Humans Be-ing have been trying to do that since way before Parmenides. You'd think that after several thousand years we would have put 2 & 2 together. Alan Watts said that we “haven't graduated past 'territorial monkey”. We are still defending the same territory defined several thousand years ago and making sure we keep the other monkeys out, no matter what. (I'm howling like a monkey, I just can't put on the page.)

As you de-construct your pre-existing conclusions and presuppositions you disentangle your 'self' from the measurabilty and definability (thingdom) of 'philosophy', the 'world', and the 'they'. You come to a point where you realize that the conclusions, the presuppositions, and the 'concepts' in philosophy are distractions and can no longer be used to prove the existence of your 'self' (Be-ing).

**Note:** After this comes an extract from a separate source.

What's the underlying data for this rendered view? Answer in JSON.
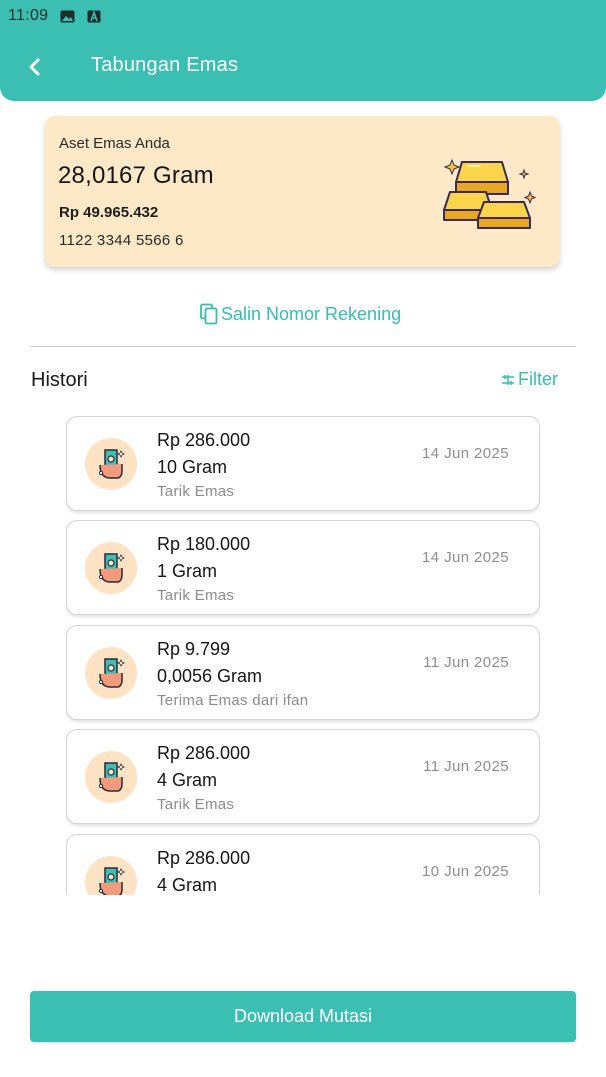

When you come face-to-face with the emptiness of the concepts you reach a point in your thinking called (by Heidegger), the "possibility of the impossibility of your existence" who you've been Be-ing dies so that you can be your 'self'. You uncover/discover that the theories, the conjecture, and 'the ability to explain' your 'self' has nothing to do with Be-ing your 'self'. This is the essence of human freedom. In Be-ing you answer the question "Who am I?"

This is what is called 'transformation'.

When you make the 'leap' from the measurabilty and definability of your pre-existing conclusions and presuppositions into Be-ing you do understand it all and 'philosophizing' becomes an adventure and not a entanglement like 'philosophy'.